Longitudinal section of Marian Cove obtained in December 2017 showing potential temperature (°C, coloured), salinity (PSU, black contours) and potential density anomaly (kg m−3, blue contours) during (a) flood tide, (b) ebb tide and (c) slack tide. The position (triangles) and number corresponding to each CTD cast are also shown.

Figure 5
figure 5

(a) Mean profiles (thick lines) and standard deviation (thin lines) of potential temperature (°C, black lines) and salinity (PSU, blue lines) from the CTD casts sampled in Marian Cove in December 2017 at flood tide (solid lines), slack tide (dotted lines) and ebb tide (dashed lines). (b) Anomaly of the average profiles (flood tide minus ebb tide) of potential temperature (°C, red line) and salinity (PSU, blue line) sampled in Marian Cove. (c) Profiles of potential temperature (°C, red lines) and salinity (PSU, blue lines) from the CTD casts sampled in Collins Bay in December 2017 at flood tide (solid lines), slack tide (dotted lines) and ebb tide (dashed lines). (d) Anomaly of the average profiles (flood tide minus ebb tide) of potential temperature (°C, red line) and salinity (PSU, blue line) sampled in Collins Bay.

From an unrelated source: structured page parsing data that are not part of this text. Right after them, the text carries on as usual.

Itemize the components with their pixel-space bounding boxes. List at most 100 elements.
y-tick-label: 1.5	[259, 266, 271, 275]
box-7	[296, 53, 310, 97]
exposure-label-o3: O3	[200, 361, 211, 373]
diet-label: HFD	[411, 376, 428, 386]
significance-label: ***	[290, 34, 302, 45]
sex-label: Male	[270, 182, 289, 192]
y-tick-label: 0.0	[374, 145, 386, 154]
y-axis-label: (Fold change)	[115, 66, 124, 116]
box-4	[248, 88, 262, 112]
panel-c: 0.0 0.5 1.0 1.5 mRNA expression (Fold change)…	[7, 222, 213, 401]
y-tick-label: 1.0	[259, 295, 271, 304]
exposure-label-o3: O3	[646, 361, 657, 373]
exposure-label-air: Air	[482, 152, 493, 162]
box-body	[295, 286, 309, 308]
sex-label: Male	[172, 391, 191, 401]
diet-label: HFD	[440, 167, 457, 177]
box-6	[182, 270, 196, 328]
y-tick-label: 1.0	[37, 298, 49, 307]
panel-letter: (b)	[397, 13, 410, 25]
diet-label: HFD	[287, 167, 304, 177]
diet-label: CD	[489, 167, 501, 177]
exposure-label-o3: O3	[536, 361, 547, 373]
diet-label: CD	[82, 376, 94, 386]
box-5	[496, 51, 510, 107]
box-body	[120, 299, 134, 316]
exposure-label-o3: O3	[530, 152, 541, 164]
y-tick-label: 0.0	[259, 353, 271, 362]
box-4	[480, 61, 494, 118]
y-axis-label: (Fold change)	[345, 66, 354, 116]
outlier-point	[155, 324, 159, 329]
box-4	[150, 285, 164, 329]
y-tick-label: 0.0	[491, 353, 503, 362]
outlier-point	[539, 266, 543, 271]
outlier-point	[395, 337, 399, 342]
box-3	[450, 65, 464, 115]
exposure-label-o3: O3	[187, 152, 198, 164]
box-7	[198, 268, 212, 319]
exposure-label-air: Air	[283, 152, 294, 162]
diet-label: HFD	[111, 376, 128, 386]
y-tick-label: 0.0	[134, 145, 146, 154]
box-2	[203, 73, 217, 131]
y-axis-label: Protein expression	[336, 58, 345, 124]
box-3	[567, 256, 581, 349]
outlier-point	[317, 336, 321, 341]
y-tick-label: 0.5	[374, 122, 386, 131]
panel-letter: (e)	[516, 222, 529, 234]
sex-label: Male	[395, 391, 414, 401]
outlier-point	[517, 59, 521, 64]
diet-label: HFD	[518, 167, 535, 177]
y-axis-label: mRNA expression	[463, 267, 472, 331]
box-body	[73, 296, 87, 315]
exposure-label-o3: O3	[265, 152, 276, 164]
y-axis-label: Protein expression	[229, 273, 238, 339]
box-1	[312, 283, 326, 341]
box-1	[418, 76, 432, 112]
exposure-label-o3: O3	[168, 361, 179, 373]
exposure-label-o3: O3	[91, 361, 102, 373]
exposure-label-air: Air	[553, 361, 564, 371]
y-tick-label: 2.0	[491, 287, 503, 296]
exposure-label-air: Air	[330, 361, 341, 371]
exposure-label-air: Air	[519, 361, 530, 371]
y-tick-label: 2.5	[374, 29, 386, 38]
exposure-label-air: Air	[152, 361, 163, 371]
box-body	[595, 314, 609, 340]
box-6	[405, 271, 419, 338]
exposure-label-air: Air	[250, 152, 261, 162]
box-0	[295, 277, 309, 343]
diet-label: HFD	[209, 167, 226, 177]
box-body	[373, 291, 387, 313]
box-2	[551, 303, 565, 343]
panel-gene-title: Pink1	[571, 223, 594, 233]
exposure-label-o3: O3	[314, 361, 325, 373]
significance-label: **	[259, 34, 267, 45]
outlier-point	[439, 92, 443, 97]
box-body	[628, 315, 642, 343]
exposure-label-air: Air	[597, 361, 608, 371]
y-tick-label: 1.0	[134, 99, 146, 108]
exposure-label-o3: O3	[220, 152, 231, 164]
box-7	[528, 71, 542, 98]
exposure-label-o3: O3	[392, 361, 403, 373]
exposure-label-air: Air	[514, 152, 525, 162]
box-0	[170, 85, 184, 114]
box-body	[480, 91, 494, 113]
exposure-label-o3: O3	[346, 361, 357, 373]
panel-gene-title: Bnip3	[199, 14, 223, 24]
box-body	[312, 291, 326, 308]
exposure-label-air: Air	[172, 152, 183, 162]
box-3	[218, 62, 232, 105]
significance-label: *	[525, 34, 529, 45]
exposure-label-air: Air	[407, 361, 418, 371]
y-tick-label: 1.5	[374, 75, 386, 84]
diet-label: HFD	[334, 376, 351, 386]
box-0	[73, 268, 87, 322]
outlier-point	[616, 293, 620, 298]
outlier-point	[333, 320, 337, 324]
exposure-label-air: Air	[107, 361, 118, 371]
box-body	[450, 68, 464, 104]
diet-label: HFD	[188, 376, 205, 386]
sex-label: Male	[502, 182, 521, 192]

Comparing the average profiles between flood tide and ebb tide, we found that the upper 55 m are on average 0.12 °C warmer and 0.043 PSU fresher during flood tide (casts 27 to 29) than during ebb tide (casts 30 to 33) (Fig. 5a,b). Between 55 and 82 m depth, there is a layer of water that was up to 0.47 °C colder and 0.052 PSU fresher at 76 m during flood tide than during ebb tide (Fig. 5b), probably related with the shoaling and mixing of Winter Waters from below, enhanced by internal waves (this will be further discussed at the end of this subsection). In contrast, the layer between 80 and 103 m depth was 0.23 °C warmer and 0.026 PSU fresher during the flood than during the ebb (Fig. 5b).

As discussed for Maxwell Bay, the profile anomalies shown in Fig. 5b could be used as a rough proxy of the direction of the tidal residual flow. The profile of salinity anomalies in Fig. 5b suggests a two-layered residual flow, with down-fjord flow in most of the water column and up-fjord flow below 104 m depth. This pattern of flow indicates a strong estuarine circulation driven by large meltwater discharges from the tidewater glacier found at the head of Marian Cove. However, a weak three-layered pattern can be distinguished superimposed on the strong estuarine circulation, depending on the magnitude of the salinity anomalies and on the sign of the anomalies observed in potential temperature (Fig. 5b). In this sense, it seems that there is a weak up-fjord residual flow that compensates part of the estuarine flow in the upper part of the water column (between 12 and 54 m depth) and in the bottom part of the water column (below 80 m depth) and a down-fjord residual flow in an intermediate layer (between 54 and 80 m depth). Such three-layered flow in strongly stratified estuaries has been observed to occur via tidal straining10,69.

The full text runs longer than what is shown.